Layton’s falsified work was forwarded to those conducting the national security clearance adjudication and resulted in individuals being granted clearances as high as Top Secret/Sensitive Compartmented Information (TS-SCI) based on the falsified reports. Each case for which Layton conducted a background investigation had to be reopened and reworked.
How was Layton detected?
According to the affidavit submitted by Philip W. Kroop, Inspector General of DCSA in support of the government’s sentencing memorandum, Layton was detected when the quality assurance program sent “re-contact letters to inquire about their experience of being interviewed by the background investigator for the reported background investigation” resulted in multiple individuals responding that they had never spoken with Layton.
Upon receipt of the first report of lack of contact, indicative of a falsification by an investigator of a “report of investigation,” an investigation was opened on Layton in April 2019 and concluded in July 2019. The investigation involved reviewing 185 of Layton’s background investigation cases and re-contacting the sources for each of those cases.

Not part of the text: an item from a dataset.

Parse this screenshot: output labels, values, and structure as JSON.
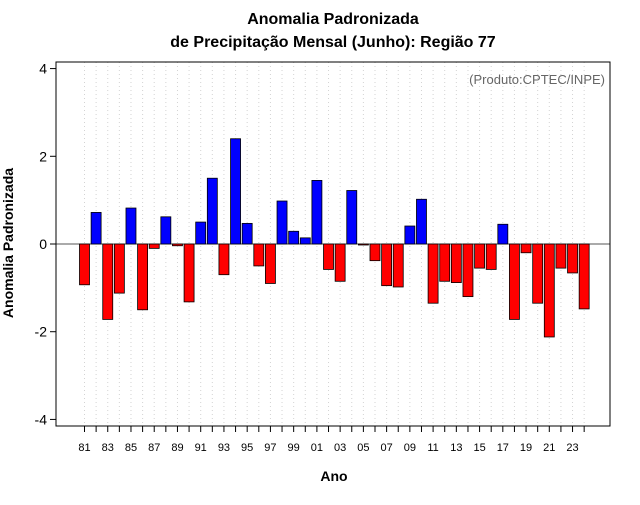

In other words, reworking the background investigations conducted by Layton. The $101,344 is the cost of the government’s recovery effort of labor and travel costs to redo Layton’s work.
In doing so, the effort found that 34% of her cases were questionable (397 sources, of which 17 contained confirmed falsifications and 117 contained indicators of falsifications or testimony from sources which could not be verified).
When the investigation opened, Layton was “removed from investigative duties and conducted supervised administrative work” from April 2019 through November 2019. In November 2019 through May 2021, she as placed on paid administrative leave and then unpaid leave from May 2021 through November 5, 2021, the date of her resignation, as required as part of her plea agreement.
Layton’s plea deal
Layton was offered a plea deal in November 2021 which offered to her the dropping of more than 20 of the original counts in exchange for her pleading guilty to a single count of falsifying information.
The government recommended against a “sentence of probation for this Defendant, who engaged in a long-term deliberate pattern of falsification and then waited until the brink of trial to accept responsibility – it appears in part, to continue collecting a federal paycheck while she was on administrative paid leave.”
Layton is not the first sketchy background investigator
As part of the corpus of documents in support of the government’s sentencing memorandum was included a list of 30 cases of individuals who had committed the same crime of falsifying reports of investigations brought to court over the previous 14 years involving more than 4,000 separate background investigation cases and more than 13,500 source interviews, costing the government in excess of $2.5 million.
Given the above, it is clear that DCSA’s efforts to assure the integrity of the reports of investigations has great value. It is perhaps for this reason, DCSA arranged to secure Layton’s cooperation as part of the plea deal to meet with members of the DCSA “for a recorded interview about your client’s background and decision to falsify background investigation reports, and your client agrees that such recorded interview may be disseminated by DCSA personnel in order to prevent falsifications such as your client’s in the future.” Based on the particular wording, one may assume that the recorded interview will be used as part of the training program for both future background investigators and for those charged with ensuring the integrity of the background investigation program.